Тем не менее маленькие, но унизительные проблемы продолжали накапливаться. Все чаще звонили из магазинов. Позвонили из гаража в „Трамп Тауэр", попросив оплатить стоянку за июнь, июль и август. Все это было очень неприятно. У Ирвинга должны быть деньги. Практика его, похоже, процветает, судя по газетам и телевидению. Недавно его опять упоминали в „Курьере" в связи с историей этой сомнительной телезвезды.
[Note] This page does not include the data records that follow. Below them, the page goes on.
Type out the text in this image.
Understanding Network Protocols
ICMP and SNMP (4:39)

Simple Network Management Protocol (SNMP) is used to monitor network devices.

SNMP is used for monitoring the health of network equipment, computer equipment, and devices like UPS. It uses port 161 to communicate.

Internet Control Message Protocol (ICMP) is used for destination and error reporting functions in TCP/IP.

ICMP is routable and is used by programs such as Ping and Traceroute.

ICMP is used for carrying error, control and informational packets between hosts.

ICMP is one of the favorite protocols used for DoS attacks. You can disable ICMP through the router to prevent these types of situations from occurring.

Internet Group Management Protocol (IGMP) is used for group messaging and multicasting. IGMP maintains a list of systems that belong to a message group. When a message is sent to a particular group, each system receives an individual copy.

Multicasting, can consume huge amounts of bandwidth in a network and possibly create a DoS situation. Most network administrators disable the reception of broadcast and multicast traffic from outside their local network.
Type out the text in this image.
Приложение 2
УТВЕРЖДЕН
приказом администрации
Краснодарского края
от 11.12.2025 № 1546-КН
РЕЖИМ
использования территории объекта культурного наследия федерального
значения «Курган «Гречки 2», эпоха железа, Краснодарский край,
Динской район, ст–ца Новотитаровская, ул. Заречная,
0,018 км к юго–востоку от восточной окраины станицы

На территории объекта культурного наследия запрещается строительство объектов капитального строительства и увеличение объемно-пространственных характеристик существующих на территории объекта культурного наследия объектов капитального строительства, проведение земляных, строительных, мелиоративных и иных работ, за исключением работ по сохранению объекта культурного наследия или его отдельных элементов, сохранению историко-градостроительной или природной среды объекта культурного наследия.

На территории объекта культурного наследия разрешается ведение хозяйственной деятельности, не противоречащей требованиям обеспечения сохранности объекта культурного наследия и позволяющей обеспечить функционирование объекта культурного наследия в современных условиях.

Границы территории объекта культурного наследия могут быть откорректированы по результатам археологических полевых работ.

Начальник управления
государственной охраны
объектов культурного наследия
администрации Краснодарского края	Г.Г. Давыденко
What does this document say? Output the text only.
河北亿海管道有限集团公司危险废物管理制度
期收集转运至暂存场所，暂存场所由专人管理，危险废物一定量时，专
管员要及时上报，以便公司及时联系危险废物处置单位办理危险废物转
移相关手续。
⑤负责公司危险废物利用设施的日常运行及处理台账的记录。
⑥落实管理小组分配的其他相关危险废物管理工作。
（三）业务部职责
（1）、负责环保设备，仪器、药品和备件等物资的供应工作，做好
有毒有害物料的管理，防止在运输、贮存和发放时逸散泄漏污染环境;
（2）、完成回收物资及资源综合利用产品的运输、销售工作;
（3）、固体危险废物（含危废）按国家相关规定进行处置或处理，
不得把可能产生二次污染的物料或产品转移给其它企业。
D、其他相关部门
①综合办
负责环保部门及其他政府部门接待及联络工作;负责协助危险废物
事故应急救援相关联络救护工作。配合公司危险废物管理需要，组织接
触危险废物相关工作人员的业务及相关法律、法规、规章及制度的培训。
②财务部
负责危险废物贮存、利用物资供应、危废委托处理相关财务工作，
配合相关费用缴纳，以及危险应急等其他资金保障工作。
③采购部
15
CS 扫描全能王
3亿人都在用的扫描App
Последняя неприятность обрушилась на нее в начале недели. Хильда Бернстейн, ее приятельница из отдела западноевропейской живописи XIX столетия, сообщила Ниве, что Ирва два дня подряд видели в „Ле Серк" с какой-то блондинкой. Оба раза муж Хильды, сидевший неподалеку, заметил, что Ирвинг так и увивался вокруг нее.

В лучшие времена Нива обязательно спросила бы у Хильды, что значит „увивался". Теперь ей не хотелось ни о чем спрашивать. Ей было слишком страшно услышать ответ.

Нива росла во власти постоянных страхов.

Ее психоаналитик однажды попросил ее записать все, чего она боится. Перечень занял несколько страниц. Начала она с самого главного. Она опасалась, что окружающие разлюбят ее, если она скажет или сделает что-то не то или не оправдает их ожиданий.

В детстве она боялась, что из унитаза, когда она поднимет крышку, появятся русские или полезут змеи. Она боялась растолстеть, ее страшили бури и Республиканская партия. Ее приводила в панику мысль, что ее родители разведутся, а ее отдадут в сиротский приют. Ей внушал страх гипсовый, истекающий кровью человек на кресте над ее изголовьем, и терзали опасения, что на ужин каждый вечер перед ней будут ставить блюдечко с майонезом.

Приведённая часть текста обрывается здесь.